贺信康这一天过得心神俱疲,为了挽救机构,他加班到了午夜,才想起来贺舟渊。
贺信康看见此物情形,心里就有些不舒服,难怪张采薇看乔以晴不顺眼,眼见自己的儿子对乔以晴这么百依百顺,望着也不像话。
赶紧下班赶到公寓,就看见了贺舟渊过来开门,手上还拿着拖把,乔以晴则坐在沙发上吃水果。
乔以晴身体里的贺舟渊看见他,赶紧站了起来,「爸,您赶了回来了。」
贺舟渊身体里的乔以晴也跟着喊了一声,「爸,您快坐,我去给您倒水。」
贺舟渊咳了一声,乔以晴才反应过来,现在自己才是贺舟渊,不能让别人看出不对。
贺舟渊感觉到自己父亲不开心的视线,像乔以晴往常一样笑了笑,「我去吧,你陪爸坐坐。
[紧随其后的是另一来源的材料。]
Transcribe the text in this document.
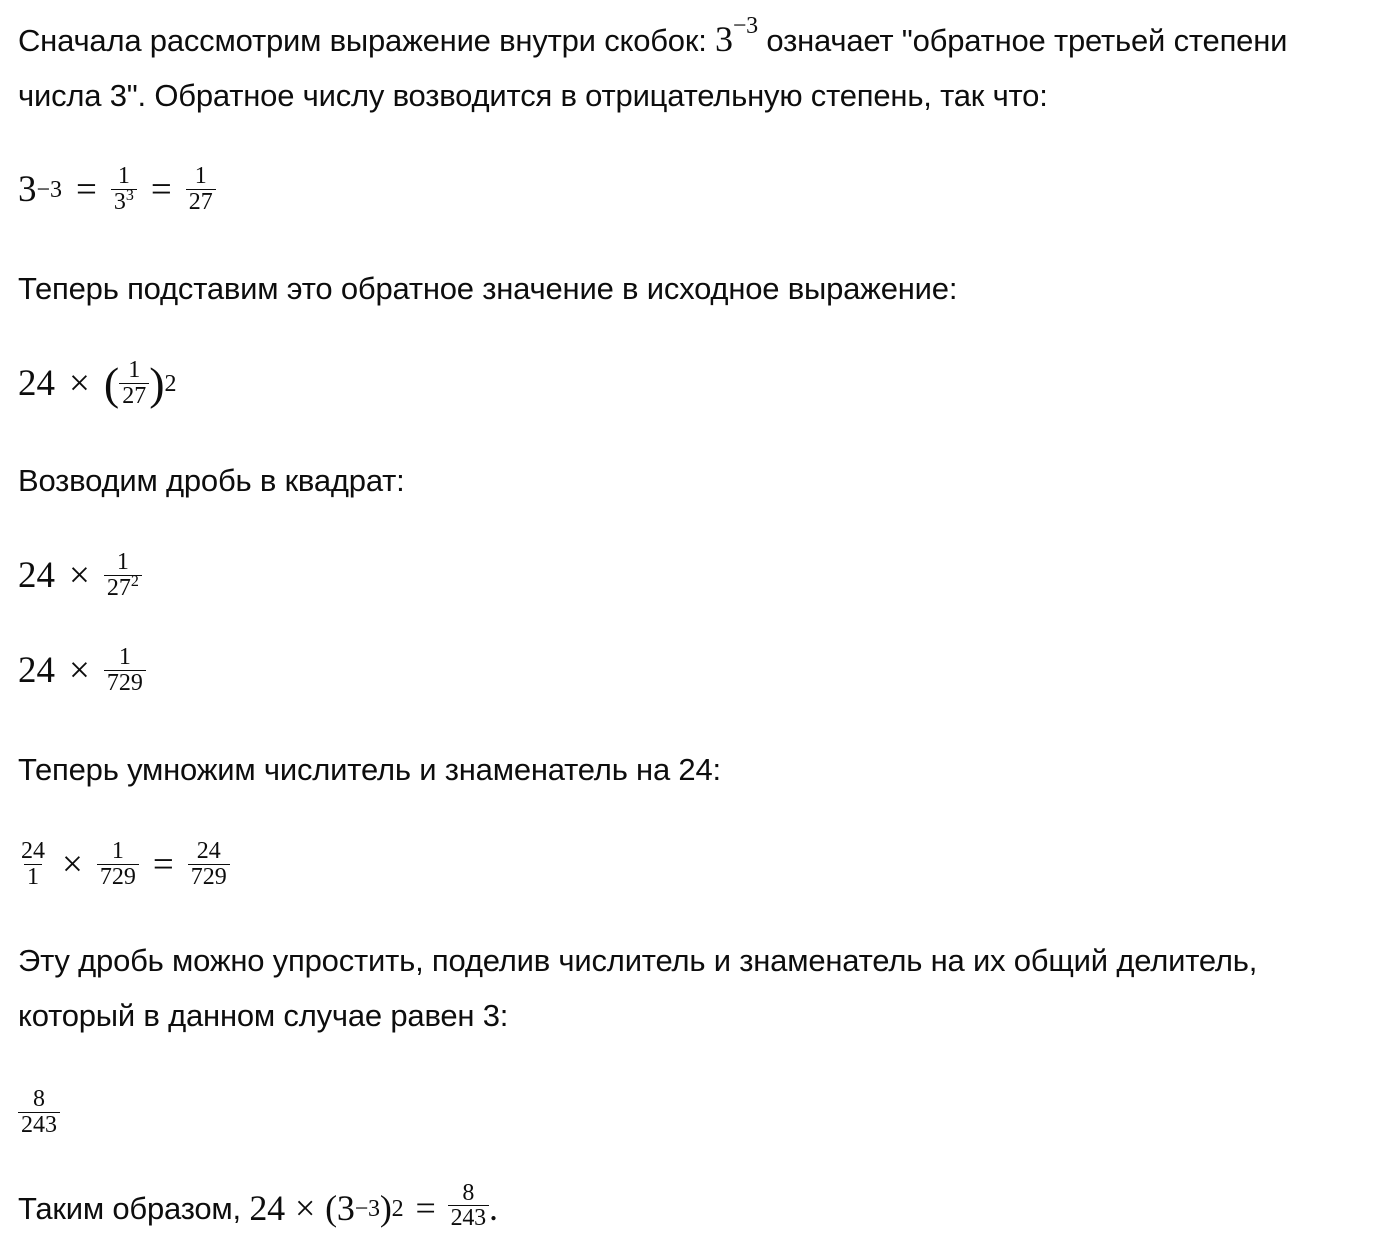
Сначала рассмотрим выражение внутри скобок: $3^{-3}$ означает "обратное третьей степени
числа 3". Обратное числу возводится в отрицательную степень, так что:
$3 -3 = \frac{1}{3^3} = \frac{1}{27}$
Теперь подставим это обратное значение в исходное выражение:
24 × ( $\frac{1}{27}$ ) 2
Возводим дробь в квадрат:
$24 \times \frac{1}{27^2}$
$24 \times \frac{1}{729}$
Теперь умножим числитель и знаменатель на 24:
$\frac{24}{1} \times \frac{1}{729} = \frac{24}{729}$
Эту дробь можно упростить, поделив числитель и знаменатель на их общий делитель,
который в данном случае равен 3:
$\frac{8}{243}$
Таким образом, 24 × ( 3 −3 ) $2 = \frac{8}{243}$ .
」
乔以晴只能面无表情的坐在了贺信康的对面,「爸。」
贺信康的脸色这才好看一点,「今日的事情,你知道了吧。」
乔以晴其实根本不知道何事情,只能装作沉重的点头。
乔以晴低垂着眼,根本不敢看贺信康,「知道了,爸。」
贺信康接着出声道,「今日是我想错了,张家既然把这件事情捅了出来,短时间内是不会对你下手的,次日你就回公司上班吧。」
贺信康没把未尽之意说出来,女人一向心软,张采薇再作何样,也亲手把舟渊养大,二十几年的感情,哪能说放下就置于。
而且舟渊对这件事毫不知情,张采薇的态度最重要,只要现在能让贺氏微微喘一口气,机构就能缓过来。
贺舟渊这时端了茶上来,「爸,您喝茶。」
贺信康接过还是忍不住敲打她两句,「虽然现在你肚子里有孩子,还是不要太娇气,怎么能让舟渊帮你做家务呢。」
贺舟渊自然知道这是父亲疼爱自己,可谁知道会发生这样的事情,他变成了乔以晴,所以受这些刁难的人也变成了自己。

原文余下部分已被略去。